Впрочем, она была маленькая, эта крепость. Я люблю предметы, которые являются именно тем, чем хотят быть. Эта хотела быть тюрьмой, и у нее здорово получалось. На окнах решетки, это уж само собой, и ров под окнами футов в двенадцать, но это как раз не более чем милая подробность.
А вот по ту сторону рва начинались укрепления. Три ряда высоченных насыпей, поросших травой, и на каждом ярусе по часовому, а за последней грядой еще ров — двадцать пять футов, вот так-то.
В общем, два рва и три яруса укреплений. Тут, чтобы удрать, нужно было совершить пять побегов в один раз.
Ни это число, ни высота укреплений меня не устрашили. Бегство казалось невозможным для того, у кого не было крыльев.
Но я ведь их имел.
Я всегда считал тяжесть, присущую человеческому телу, предрассудком, достойным разве что бабушкиных сказок.
Как только я с полной очевидностью убедился, что человеку нечего и думать сбежать отсюда, если он не горит желанием переломать себе ноги, я уже только и помышлял, что о побеге. Ведь я уже говорил вам, Гретхен, что я имею претензию считать себя не вполне человеком. Можете сколько угодно осуждать меня за такое хвастовство, но самолюбие подсказывает мне, что я скорее козочка.
С сожалением вынужден признать, что мой побег начинался самым что ни на есть обычным образом. Пять дней я провел, расшатывая решетку своего окна.

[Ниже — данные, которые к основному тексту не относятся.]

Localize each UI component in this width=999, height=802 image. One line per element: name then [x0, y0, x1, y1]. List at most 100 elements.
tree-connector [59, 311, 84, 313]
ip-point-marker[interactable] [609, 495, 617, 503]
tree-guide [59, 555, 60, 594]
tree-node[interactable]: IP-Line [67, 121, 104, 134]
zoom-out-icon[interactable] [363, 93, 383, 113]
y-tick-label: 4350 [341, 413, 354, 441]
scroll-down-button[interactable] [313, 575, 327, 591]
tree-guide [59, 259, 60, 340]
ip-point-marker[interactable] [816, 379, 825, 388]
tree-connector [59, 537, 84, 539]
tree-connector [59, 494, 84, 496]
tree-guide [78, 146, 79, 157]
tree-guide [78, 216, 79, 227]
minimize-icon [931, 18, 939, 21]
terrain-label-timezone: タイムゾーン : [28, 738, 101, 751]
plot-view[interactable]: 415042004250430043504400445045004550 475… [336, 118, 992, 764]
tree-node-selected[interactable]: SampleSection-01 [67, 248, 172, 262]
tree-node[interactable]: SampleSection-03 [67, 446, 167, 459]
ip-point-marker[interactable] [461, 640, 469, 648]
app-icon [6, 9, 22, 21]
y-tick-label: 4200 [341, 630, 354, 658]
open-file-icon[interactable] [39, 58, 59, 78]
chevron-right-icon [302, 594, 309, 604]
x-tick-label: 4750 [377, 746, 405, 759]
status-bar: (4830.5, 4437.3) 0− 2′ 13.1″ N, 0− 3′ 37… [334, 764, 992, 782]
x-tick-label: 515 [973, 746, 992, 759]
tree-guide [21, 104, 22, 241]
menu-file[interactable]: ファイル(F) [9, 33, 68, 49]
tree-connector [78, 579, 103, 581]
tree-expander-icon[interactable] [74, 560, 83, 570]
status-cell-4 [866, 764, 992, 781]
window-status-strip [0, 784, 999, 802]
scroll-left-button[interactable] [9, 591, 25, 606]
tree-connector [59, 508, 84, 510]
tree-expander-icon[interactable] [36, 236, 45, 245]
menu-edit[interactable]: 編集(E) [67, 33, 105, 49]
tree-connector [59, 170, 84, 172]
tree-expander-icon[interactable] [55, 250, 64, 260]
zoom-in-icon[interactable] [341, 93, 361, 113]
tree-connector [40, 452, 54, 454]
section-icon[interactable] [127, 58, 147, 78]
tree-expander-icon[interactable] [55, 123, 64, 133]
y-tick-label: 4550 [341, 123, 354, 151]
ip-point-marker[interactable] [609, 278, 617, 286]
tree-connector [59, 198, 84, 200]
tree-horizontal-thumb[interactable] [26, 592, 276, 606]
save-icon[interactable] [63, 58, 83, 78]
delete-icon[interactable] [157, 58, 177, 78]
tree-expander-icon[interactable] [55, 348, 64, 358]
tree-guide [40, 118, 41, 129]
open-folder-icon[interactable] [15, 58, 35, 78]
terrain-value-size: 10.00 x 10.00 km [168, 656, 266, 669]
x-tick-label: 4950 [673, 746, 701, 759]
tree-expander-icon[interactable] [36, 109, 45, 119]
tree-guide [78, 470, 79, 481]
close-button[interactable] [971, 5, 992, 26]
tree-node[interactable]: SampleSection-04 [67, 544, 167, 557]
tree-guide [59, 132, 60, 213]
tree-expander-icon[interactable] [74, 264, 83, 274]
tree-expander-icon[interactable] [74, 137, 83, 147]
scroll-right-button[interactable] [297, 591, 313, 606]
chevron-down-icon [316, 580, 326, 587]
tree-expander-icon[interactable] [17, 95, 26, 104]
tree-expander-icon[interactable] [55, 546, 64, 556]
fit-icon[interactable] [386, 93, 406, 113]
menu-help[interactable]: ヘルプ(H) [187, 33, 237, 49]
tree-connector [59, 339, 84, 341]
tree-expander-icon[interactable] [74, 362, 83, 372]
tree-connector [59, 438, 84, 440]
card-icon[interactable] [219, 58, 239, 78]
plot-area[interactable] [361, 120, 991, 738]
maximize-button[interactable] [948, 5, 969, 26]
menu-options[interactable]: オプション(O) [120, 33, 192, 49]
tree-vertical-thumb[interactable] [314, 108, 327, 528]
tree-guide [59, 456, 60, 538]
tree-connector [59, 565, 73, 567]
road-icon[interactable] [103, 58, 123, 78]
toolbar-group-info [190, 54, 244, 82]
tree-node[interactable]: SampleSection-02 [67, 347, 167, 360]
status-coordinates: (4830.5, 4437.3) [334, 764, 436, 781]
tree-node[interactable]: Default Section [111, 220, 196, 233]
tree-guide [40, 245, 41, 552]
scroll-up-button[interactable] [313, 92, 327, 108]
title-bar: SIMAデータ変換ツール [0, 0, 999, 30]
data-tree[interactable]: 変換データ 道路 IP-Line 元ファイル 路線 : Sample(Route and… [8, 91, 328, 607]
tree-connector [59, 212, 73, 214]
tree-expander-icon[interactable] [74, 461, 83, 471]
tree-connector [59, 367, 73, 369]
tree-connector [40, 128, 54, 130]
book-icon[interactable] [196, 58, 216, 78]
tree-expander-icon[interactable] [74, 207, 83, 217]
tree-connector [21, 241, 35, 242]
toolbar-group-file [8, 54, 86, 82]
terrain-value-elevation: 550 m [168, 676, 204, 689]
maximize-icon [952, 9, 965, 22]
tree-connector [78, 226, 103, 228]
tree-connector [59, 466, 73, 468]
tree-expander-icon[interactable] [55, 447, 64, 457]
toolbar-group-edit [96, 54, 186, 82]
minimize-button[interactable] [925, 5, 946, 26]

Тут, надо сознаться, гордиться пока что нечем. Любой человек действовал бы точно так же.
Однако же погодите.
Выломав решетку, я дождался вечера. Когда день уже угас, а ночь еще не наступила, — мне ведь надо было хоть малость различать, что я делаю, — я сказал себе: «Ну-ка, милейший Гамба! Пришло время проверить, сумеешь ли ты, притязающий на то, чтобы считать себя разумным существом, мыслящим и способным пораскинуть мозгами, совершить всего лишь то, что любой котенок да и любой мелкий зверек проделывает, обходясь без опыта и ума, а ты ведь имеешь дерзость приписывать себе все это! Да заметь еще, — прибавил я, чтобы придать себе куражу, — что кот не спасует, если надо спрыгнуть с пятого этажа на мостовую всеми четырьмя лапами, тогда как у тебя их всего пара, что вдвое уменьшает вероятность какую-нибудь из них сломать».